Science Fiction’s Second Coming: Apropos of the recent end of Battlestar Galactica, (agnostic SciFi?), Benjamin Plotinsky at the City Journal wrote a piece on the the overlap between recent Science Fiction and Christian allegory.
In Front of the Crowd: Lorenz at antropologi.info reported on the The Radical Anthropology Group, who is organizing the protests against the G20 summit meeting in London. Lorenz goes through the news articles and the University of East London’s statements on the summit that two of their faculty, Camilla Power and Chris Knight, are organizing against.
Surf is Down: The Chronicle of Higher Ed ran a piece on laptops in the classroom and the distractions they cause. Some professors interviews believe that the chronic laptop users have poorer grade performance. The article suggests many solutions from outright banning of laptops to documenting correlations between laptop use and grades and convincing students that laptop use (and checking email) in the classroom will cause them to do worse. Of course, that may also lead students to believe that as long as they get good grades, they should be able to do whatever they want in the classroom? (Thanks to Sociological Images for commenting on this story first. Here is there reaction.)
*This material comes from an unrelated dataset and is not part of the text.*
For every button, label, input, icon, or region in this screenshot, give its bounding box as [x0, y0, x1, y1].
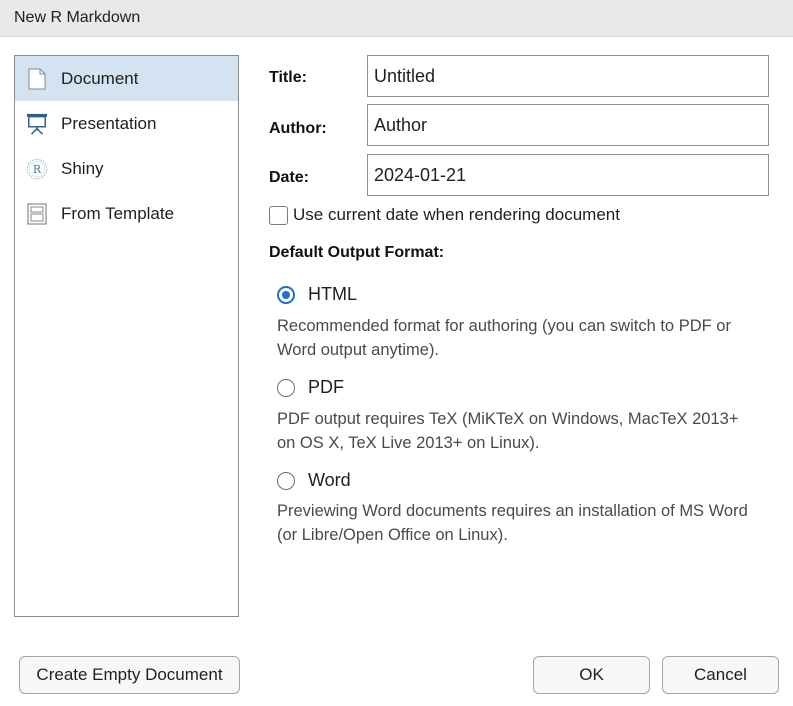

(More) Barthes on Barthes: Benjamin Ivry writes at the Chronicle writes on two unearthed personal diaries of Roland Barthes and mixed attitudes about publishing them.
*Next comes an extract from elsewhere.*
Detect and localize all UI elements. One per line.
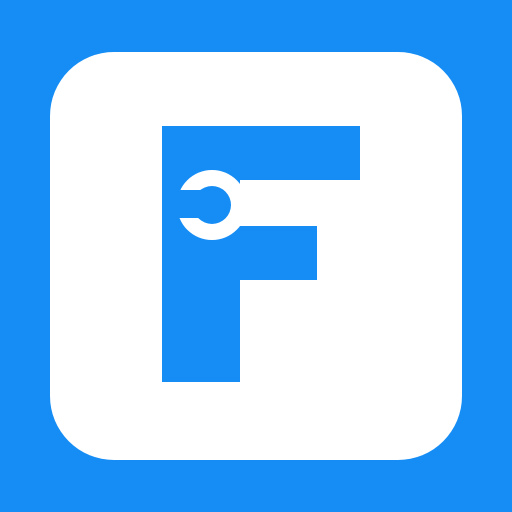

The Theory that Moveth My Soul: This was a curious letter to the editor of the smart set.
I am a Ph.D. student in a political science program, and I’ve been getting more and more annoyed. Most of the major voices in the field want to pin human behavior down to a series of standardized, quantifiable measures. Not only is this approach terribly boring to read, but it totally ignores the complexity of the individual or society. Is there any way I can use poetry in my work in order to fight these trends
Kristen Hogatt from the Smart Set responds by offering some poetry by Tasmila Nasrin, Andrew Kaufman, and Kay Ryan. Sounds like, if you can’t beat em…
Lolinguisits: Eric Bacovic at Language Log takes on all the haters of LoLCats (did I spell that right? Wait, does it matter?) Oddly enough, the person he takes issue with is an American TIME magazine reporter who finds American English-language version annoying and stupid, but the American imitation of the Russian lolcats to be hilarious? Looks like a little mistranslation can be a good thing.
Who Stole m’ Syllabus? Arggh: So what breaking news in anthropology has everybody talking, from the Chicago Tribune to the Wall Street Journal? (He says in his best page six voice. Does page six have a voice?) It’s Shannon Lee Dawdy’s class on pirates at the University of Chicago. The course, which covers intellectual piracy as well as those traditional seafarers has been picked up several papers. Get your joke in now, because the last laugh is saved for Dawdy, who is quoted as saying: “It is almost too fun for the University of Chicago, so I will make sure they read a bit of theory every week.”